Self-assembly of two-dimensional g-C3N4/rGO nanojunctions with enhanced charge separation and transfer for photocatalytic H2 production

Owing to the efficient transfer of charges between layers, two dimensional (2D) hetero-junctions have attracted much attention in the development of photocatalysts. While how to achieve close interface contact between different materials is still a principal problem. In this work, the hydrogen bonding in graphene carbon nitride (CN) is fractured by alkali conditions, and CN is converted into highly dispersed water-soluble nanowires (S-CN). Thereby the self-assembly of S-CN on the rGO nanosheets is realized by the recombination of new hydrogen bonding to construct a 2D heterojunction with intimate interfacial contact. Because of the efficient transfer of charges in composite interface, S-CN/rGO (2%) exhibits an excellent photocatalytic hydrogen production performance, which is 5 times that of CN/rGO (2%). The efficient transportation of charges and photocatalytic mechanism in 2D heterostructure are studied by FTIR, TEM, XPS, i-t and other characterizations. It supplies a new approach for developing novel 2D heterojunction through intermolecular self-assembly.(c) 2023 Hydrogen Energy Publications LLC. Published by Elsevier Ltd. All rights reserved.

Automated summary

Due to the efficient transfer of charges, two-dimensional hetero-junctions have gained significant attention in the field of photocatalysts. However, achieving close interface contact between different materials remains a major challenge. In this study, the hydrogen bonding in graphene carbon nitride (CN) was broken down by alkali conditions, leading to the formation of highly dispersed water-soluble nanowires (S-CN). The self-assembly of S-CN on rGO nanosheets was achieved by recombining hydrogen bonding, resulting in a 2D heterojunction with intimate interfacial contact.
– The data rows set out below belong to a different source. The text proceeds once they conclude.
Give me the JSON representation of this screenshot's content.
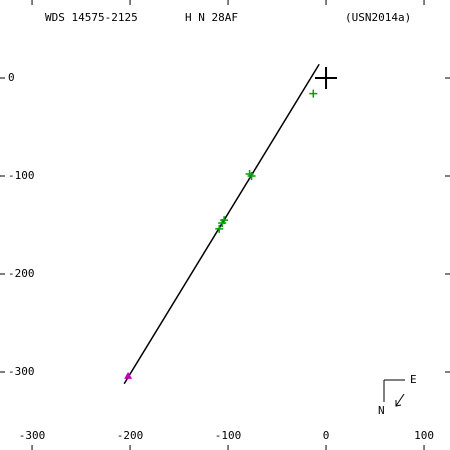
{
  "chart_data": {
    "type": "scatter",
    "title": "WDS 14575-2125",
    "discoverer": "H N  28AF",
    "reference": "(USN2014a)",
    "xlim": [
      -332.7,
      126.5
    ],
    "ylim": [
      -379.6,
      79.6
    ],
    "xticks": [
      -300,
      -200,
      -100,
      0,
      100
    ],
    "yticks": [
      -300,
      -200,
      -100,
      0
    ],
    "series": [
      {
        "type": "line",
        "color": "#000000",
        "x": [
          -206,
          -7
        ],
        "y": [
          -312,
          14
        ]
      },
      {
        "marker": "cross",
        "color": "#00a000",
        "x": [
          -13,
          -76,
          -78,
          -104,
          -106,
          -109
        ],
        "y": [
          -16,
          -100,
          -98,
          -145,
          -148,
          -154
        ]
      },
      {
        "marker": "triangle",
        "color": "#c000c0",
        "x": [
          -202
        ],
        "y": [
          -304
        ]
      },
      {
        "marker": "big-cross",
        "color": "#000000",
        "x": [
          0
        ],
        "y": [
          0
        ]
      }
    ],
    "compass": {
      "east": "E",
      "north": "N"
    }
  }
}
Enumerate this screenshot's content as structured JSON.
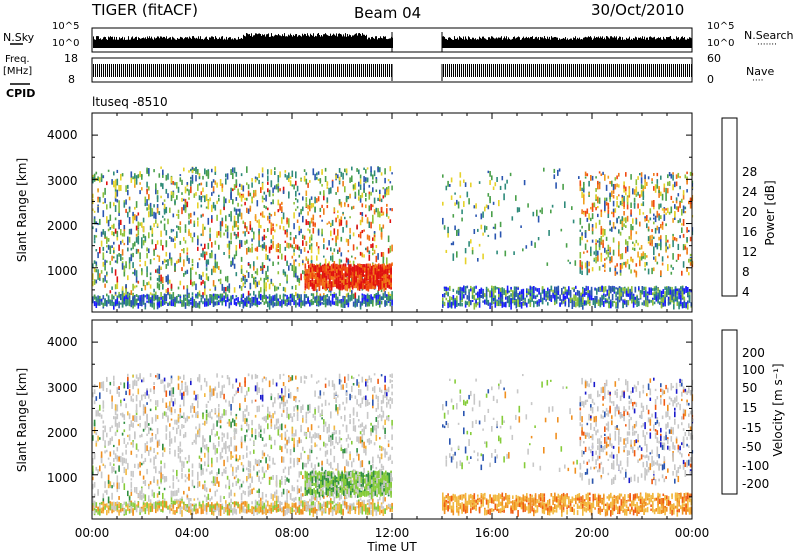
{
  "header": {
    "station": "TIGER (fitACF)",
    "beam": "Beam 04",
    "date": "30/Oct/2010"
  },
  "panel_labels": {
    "nsky": "N.Sky",
    "nsky_hi": "10^5",
    "nsky_lo": "10^0",
    "nsearch": "N.Search",
    "nsearch_hi": "10^5",
    "nsearch_lo": "10^0",
    "dots1": "·······",
    "freq": "Freq.",
    "freq_unit": "[MHz]",
    "freq_hi": "18",
    "freq_lo": "8",
    "nave": "Nave",
    "nave_hi": "60",
    "nave_lo": "0",
    "dots2": "····",
    "cpid": "CPID",
    "cpid_value": "ltuseq -8510"
  },
  "colors": {
    "power": [
      "#1a1aff",
      "#2a55b0",
      "#2e8a7a",
      "#4aa04a",
      "#8ec23a",
      "#e6d22a",
      "#f0a020",
      "#f07a18",
      "#f04a10",
      "#e01010"
    ],
    "velocity": [
      "#e01010",
      "#f05a10",
      "#f09020",
      "#f2b840",
      "#c8c8c8",
      "#c8c8c8",
      "#86cc3a",
      "#2f8f40",
      "#2a55b0",
      "#1a1acc"
    ]
  },
  "chart_data": [
    {
      "type": "heatmap",
      "name": "power",
      "ylabel": "Slant Range [km]",
      "y_ticks": [
        "1000",
        "2000",
        "3000",
        "4000"
      ],
      "ylim": [
        0,
        4500
      ],
      "xlim": [
        0,
        24
      ],
      "colorbar_label": "Power [dB]",
      "colorbar_ticks": [
        "4",
        "8",
        "12",
        "16",
        "20",
        "24",
        "28"
      ],
      "colorbar_range": [
        0,
        32
      ]
    },
    {
      "type": "heatmap",
      "name": "velocity",
      "ylabel": "Slant Range [km]",
      "y_ticks": [
        "1000",
        "2000",
        "3000",
        "4000"
      ],
      "ylim": [
        0,
        4500
      ],
      "xlim": [
        0,
        24
      ],
      "colorbar_label": "Velocity [m s⁻¹]",
      "colorbar_ticks": [
        "-200",
        "-100",
        "-50",
        "-15",
        "15",
        "50",
        "100",
        "200"
      ]
    }
  ],
  "x_axis": {
    "label": "Time UT",
    "ticks": [
      "00:00",
      "04:00",
      "08:00",
      "12:00",
      "16:00",
      "20:00",
      "00:00"
    ]
  }
}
The S-CN/rGO (2%) composite exhibited excellent photocatalytic hydrogen production performance, surpassing that of CN/rGO (2%) by five times. Characterization techniques such as FTIR, TEM, XPS, and i-t were employed to investigate the efficient charge transportation and photocatalytic mechanism in the 2D heterostructure. This work provides a new approach for developing novel 2D heterojunctions through intermolecular self-assembly.